A third way - my favorite - would be you writing array_key_rename in C and proposing it for the PHP core ;)

3 Comments

Is $newArray accessible from outside the scope of foreach?
@nawfal yes, but not outside the function unless you assign the return value
OK. Bit strange to get used to PHP coming from another language :)
1

Check keys existence before proceeding… Otherwise the result can be catastrophic if the new key already exists... or unnecessary processing time/memory consumption if the key to be replaced does not exist.

function array_rename_key( array $array, $old_key, $new_key ) {
    // if $new_key already exists, or if $old_key doesn't exists
    if ( array_key_exists( $new_key, $array ) || ! array_key_exists( $old_key, $array ) ) {
        return $array;
    }

    $new_array = [];
    foreach ( $array as $k => $v ) {
        $new_array[ $k === $old_key ? $new_key : $k ] = $v;
    }

    return $new_array;
}

Comments

0

Do a double flip!

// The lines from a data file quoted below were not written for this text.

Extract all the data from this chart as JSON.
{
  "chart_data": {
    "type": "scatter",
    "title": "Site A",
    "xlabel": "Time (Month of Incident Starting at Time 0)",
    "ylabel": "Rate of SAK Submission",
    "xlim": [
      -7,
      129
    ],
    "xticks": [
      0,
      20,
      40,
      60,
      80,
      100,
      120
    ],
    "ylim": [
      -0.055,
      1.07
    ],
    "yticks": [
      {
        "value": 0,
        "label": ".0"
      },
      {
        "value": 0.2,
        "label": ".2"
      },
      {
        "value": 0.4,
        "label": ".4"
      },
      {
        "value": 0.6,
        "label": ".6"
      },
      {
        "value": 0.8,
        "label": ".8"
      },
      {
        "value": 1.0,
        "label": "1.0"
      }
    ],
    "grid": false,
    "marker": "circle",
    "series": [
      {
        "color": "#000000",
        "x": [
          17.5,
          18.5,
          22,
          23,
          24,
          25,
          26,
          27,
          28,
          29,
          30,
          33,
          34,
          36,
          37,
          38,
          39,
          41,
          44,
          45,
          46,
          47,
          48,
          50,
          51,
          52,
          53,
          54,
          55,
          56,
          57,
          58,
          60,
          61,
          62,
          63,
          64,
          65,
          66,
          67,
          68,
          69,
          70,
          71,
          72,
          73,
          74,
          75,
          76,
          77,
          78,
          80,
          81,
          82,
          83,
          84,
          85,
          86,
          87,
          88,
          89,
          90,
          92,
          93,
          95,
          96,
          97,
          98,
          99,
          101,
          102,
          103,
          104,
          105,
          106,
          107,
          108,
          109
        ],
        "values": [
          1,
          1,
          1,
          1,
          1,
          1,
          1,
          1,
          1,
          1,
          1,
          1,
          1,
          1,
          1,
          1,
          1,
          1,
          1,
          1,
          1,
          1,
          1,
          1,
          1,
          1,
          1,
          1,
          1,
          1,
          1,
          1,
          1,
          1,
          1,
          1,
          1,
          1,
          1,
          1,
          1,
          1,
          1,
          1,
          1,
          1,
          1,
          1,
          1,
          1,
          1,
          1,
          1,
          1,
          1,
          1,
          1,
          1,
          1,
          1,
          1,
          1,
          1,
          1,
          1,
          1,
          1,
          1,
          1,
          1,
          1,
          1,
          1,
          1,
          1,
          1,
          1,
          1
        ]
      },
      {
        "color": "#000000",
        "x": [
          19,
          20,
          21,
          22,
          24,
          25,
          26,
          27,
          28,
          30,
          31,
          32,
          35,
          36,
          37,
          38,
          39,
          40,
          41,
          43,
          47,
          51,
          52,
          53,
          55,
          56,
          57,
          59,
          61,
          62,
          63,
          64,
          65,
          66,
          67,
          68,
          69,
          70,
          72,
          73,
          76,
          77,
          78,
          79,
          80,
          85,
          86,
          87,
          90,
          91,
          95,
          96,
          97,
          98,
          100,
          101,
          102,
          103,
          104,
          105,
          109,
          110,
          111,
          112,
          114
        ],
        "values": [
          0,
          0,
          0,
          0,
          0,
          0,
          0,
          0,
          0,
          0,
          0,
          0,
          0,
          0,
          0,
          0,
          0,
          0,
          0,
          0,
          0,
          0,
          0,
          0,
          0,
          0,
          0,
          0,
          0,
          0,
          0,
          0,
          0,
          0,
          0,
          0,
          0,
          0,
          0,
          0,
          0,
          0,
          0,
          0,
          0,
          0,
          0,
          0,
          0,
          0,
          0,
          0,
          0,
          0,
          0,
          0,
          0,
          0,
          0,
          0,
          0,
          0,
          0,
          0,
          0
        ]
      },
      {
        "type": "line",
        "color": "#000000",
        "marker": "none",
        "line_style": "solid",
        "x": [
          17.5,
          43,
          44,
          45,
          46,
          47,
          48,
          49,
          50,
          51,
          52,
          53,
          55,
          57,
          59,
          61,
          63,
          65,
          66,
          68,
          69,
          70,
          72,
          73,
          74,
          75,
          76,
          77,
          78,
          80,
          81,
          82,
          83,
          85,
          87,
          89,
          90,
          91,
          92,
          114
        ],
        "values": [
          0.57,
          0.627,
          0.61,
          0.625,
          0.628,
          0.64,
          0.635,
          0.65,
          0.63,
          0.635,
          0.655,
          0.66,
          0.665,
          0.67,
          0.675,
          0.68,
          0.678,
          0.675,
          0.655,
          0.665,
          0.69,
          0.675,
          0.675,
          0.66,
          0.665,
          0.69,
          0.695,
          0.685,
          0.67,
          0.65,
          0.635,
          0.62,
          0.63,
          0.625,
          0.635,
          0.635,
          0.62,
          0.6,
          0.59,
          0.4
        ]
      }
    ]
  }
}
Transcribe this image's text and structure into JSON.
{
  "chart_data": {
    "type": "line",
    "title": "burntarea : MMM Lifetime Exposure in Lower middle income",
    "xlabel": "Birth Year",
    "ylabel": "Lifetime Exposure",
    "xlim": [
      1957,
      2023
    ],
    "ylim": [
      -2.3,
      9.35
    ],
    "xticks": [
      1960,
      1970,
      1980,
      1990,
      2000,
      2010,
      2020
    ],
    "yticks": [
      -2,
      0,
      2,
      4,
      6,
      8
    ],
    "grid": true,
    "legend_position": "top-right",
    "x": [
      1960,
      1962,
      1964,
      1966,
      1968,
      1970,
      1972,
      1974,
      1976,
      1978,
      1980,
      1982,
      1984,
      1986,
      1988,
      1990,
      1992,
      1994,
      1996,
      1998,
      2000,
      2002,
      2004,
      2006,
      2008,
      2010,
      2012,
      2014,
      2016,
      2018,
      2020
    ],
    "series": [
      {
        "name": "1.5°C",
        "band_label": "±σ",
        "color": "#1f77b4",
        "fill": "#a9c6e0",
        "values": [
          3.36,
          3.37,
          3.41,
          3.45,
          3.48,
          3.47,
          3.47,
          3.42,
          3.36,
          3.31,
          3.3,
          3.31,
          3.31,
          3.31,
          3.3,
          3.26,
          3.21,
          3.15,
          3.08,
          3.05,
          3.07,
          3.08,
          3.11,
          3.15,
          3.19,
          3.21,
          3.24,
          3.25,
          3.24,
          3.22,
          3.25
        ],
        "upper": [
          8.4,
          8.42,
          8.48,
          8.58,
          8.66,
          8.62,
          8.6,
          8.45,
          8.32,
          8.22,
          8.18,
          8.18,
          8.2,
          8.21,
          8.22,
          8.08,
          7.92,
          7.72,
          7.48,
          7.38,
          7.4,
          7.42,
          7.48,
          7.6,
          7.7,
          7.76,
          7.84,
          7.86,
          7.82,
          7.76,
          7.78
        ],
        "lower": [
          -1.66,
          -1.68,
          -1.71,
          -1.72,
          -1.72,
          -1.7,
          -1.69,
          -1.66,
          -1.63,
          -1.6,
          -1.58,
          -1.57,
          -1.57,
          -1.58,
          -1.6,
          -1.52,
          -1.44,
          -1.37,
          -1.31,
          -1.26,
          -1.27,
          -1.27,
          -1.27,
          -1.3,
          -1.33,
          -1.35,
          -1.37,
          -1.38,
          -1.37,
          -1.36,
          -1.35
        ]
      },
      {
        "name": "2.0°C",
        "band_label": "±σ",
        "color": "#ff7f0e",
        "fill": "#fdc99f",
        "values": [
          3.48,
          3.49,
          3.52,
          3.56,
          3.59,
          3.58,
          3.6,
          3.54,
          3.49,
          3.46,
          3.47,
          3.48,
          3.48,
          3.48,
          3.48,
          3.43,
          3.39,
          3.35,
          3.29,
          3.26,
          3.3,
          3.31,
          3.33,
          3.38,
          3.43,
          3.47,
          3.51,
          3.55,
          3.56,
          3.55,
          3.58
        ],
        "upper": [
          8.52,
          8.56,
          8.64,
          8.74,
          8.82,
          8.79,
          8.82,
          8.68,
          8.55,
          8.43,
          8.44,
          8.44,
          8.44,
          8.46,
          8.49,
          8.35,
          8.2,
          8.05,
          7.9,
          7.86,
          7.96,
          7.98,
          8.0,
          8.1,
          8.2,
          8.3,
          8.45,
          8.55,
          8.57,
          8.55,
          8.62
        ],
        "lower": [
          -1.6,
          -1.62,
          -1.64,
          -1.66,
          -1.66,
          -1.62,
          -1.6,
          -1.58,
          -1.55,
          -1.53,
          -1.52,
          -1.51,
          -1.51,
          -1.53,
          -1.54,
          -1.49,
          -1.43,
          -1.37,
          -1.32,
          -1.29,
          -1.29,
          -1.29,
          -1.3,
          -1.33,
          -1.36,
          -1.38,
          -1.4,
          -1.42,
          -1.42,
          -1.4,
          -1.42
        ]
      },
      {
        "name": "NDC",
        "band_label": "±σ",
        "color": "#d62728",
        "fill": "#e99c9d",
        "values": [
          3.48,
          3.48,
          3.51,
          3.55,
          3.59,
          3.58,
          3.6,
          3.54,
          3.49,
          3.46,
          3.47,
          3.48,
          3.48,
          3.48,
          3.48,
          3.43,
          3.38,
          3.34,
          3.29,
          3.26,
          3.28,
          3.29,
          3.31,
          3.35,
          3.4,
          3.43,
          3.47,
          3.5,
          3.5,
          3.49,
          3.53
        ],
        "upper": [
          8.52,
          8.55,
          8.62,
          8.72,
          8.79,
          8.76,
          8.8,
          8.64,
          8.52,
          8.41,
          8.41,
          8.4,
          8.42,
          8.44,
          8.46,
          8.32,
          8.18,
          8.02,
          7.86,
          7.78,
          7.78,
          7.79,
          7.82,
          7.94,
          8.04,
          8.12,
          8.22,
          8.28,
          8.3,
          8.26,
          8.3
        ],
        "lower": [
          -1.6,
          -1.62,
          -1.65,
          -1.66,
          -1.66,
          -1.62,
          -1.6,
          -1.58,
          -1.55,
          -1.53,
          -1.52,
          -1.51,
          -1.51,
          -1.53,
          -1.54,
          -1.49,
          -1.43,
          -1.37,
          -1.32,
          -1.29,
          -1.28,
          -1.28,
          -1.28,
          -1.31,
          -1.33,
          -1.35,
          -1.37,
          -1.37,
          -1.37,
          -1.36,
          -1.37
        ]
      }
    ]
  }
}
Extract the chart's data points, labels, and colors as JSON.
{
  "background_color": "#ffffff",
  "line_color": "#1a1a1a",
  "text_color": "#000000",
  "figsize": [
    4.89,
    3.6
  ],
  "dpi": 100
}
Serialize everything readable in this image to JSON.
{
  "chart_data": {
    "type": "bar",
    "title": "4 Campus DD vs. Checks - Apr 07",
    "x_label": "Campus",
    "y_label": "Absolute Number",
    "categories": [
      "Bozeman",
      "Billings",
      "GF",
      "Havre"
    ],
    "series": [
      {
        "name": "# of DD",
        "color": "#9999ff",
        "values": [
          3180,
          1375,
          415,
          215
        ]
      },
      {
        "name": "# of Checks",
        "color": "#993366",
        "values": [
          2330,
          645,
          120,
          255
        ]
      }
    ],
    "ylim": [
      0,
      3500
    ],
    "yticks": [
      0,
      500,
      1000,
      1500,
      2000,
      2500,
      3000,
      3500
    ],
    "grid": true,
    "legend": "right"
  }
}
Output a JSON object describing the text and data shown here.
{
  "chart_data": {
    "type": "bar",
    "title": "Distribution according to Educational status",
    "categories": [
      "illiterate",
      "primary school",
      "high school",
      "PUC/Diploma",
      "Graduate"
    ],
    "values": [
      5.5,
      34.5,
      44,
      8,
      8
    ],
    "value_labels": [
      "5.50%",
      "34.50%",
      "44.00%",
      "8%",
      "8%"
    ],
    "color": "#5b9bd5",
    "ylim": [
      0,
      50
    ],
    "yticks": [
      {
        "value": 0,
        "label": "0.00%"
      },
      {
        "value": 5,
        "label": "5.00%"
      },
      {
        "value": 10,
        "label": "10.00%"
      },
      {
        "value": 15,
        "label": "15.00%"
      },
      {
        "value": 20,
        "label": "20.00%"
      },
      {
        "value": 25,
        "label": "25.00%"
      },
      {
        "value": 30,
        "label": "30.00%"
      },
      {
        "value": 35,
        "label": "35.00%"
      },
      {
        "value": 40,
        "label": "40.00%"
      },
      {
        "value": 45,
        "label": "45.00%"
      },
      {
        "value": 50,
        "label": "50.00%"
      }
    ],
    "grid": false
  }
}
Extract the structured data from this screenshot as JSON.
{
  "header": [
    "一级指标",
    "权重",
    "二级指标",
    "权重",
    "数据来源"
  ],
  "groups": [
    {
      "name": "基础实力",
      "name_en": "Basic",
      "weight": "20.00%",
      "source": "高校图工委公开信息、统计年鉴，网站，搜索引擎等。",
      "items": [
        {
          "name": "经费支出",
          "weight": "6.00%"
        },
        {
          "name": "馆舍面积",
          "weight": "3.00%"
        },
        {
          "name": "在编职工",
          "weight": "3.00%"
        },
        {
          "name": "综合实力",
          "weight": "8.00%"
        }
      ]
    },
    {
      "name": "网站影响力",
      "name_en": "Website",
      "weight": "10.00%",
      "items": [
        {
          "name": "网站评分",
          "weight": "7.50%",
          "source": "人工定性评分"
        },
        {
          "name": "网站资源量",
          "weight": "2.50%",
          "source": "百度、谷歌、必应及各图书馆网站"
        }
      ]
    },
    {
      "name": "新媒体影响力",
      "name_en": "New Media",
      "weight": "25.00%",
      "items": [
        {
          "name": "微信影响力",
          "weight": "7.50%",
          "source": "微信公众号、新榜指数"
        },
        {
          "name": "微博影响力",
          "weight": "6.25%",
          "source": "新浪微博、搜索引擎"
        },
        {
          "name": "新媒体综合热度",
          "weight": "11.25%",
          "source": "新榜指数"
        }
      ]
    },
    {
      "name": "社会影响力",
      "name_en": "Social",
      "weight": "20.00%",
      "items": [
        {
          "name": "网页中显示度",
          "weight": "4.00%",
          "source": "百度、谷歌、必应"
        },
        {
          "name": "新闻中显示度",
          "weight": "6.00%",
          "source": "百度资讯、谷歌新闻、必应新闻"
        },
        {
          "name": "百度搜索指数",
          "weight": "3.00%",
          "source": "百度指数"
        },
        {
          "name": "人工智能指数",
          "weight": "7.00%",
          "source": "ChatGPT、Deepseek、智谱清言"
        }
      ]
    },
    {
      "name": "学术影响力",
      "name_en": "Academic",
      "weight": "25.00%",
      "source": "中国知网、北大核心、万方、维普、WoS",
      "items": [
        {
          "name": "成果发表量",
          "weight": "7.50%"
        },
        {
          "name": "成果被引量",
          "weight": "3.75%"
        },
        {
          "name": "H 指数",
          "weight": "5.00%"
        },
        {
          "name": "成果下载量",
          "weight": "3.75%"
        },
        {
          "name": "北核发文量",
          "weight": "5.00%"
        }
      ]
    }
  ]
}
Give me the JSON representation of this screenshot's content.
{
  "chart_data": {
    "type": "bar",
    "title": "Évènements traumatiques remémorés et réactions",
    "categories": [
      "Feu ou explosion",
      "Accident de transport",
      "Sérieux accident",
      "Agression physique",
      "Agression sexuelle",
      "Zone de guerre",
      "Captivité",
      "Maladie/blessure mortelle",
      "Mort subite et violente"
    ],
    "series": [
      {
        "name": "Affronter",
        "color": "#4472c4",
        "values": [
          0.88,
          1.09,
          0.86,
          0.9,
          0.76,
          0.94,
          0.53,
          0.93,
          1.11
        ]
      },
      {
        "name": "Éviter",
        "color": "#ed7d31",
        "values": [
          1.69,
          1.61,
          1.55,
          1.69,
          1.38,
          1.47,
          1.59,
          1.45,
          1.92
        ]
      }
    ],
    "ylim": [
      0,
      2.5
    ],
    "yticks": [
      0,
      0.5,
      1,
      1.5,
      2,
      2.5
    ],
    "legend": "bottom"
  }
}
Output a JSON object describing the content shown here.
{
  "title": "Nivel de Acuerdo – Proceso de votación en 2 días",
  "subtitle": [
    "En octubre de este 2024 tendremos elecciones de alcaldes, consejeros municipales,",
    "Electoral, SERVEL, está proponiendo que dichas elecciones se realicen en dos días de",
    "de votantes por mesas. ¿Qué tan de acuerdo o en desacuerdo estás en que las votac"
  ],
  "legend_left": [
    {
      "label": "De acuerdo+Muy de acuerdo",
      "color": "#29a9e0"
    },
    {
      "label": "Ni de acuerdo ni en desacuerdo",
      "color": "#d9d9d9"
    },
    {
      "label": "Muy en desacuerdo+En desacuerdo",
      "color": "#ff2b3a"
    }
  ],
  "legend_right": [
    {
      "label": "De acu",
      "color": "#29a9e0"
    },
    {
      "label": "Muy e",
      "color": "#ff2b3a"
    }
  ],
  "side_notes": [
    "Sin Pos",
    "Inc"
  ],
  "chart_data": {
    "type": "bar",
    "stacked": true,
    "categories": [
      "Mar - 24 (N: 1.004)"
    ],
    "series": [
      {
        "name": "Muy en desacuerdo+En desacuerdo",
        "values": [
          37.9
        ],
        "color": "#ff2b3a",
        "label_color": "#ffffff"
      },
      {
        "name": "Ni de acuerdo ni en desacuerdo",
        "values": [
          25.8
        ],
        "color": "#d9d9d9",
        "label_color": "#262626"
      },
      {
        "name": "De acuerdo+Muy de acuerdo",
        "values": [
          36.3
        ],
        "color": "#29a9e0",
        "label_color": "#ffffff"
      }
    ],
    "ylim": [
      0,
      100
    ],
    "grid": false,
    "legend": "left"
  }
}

At least that is all I can think of:

$array=("foo"=>"bar","asdf"=>"fdsa");
$array=array_flip($array);
$array["bar"]=>'newkey';
$array=array_flip($array);

3 Comments

And this is just theory, I haven't tested to see if it works, but I imagine it would.
That will fail if the there are duplicate values.
This will cause some problems if the there are duplicates in the value sets
0

We are using this function for changing multiple array keys within an array keeping the order:

function replace_keys($array, $keys_map) {
    $keys = array_keys($array);
    foreach($keys_map as $old_key=>$new_key){
        if (false === $index = array_search($old_key, $keys)) {
            continue;
        }
        $keys[$index] = $new_key;
    }
    return array_combine($keys, array_values($array));
}

You can pass an array as $keys_map, like this:

$keys_map=array("old_key_1"=>"new_key_1", "old_key_2"=>"new_key_2",...)

This solution is based on Kristian one.

Comments

0

If possible, one can also put the key to change at the end of the array in the moment of creation :

$array=array('key1'=>'value1','key2'=>'value2','keytochange'=>'value');
$x=$array['keytochange'];
unset($array['keytochange']);
$array['newkey']=$x;

1 Comment

One can also put many keys to change at the end and do it for all these keys
-2

You could use array_combine. It merges an array for keys and another for values...

For instance:

$original_array =('foo'=>'bar','asdf'=>'fdsa');
$new_keys       = array('abc', 'def');
$new_array      = array_combine($new_keys, $original_array);

1 Comment

what if you have many many keys and want to change just one? With your solution you would be obliged to write an endless $new_keys array.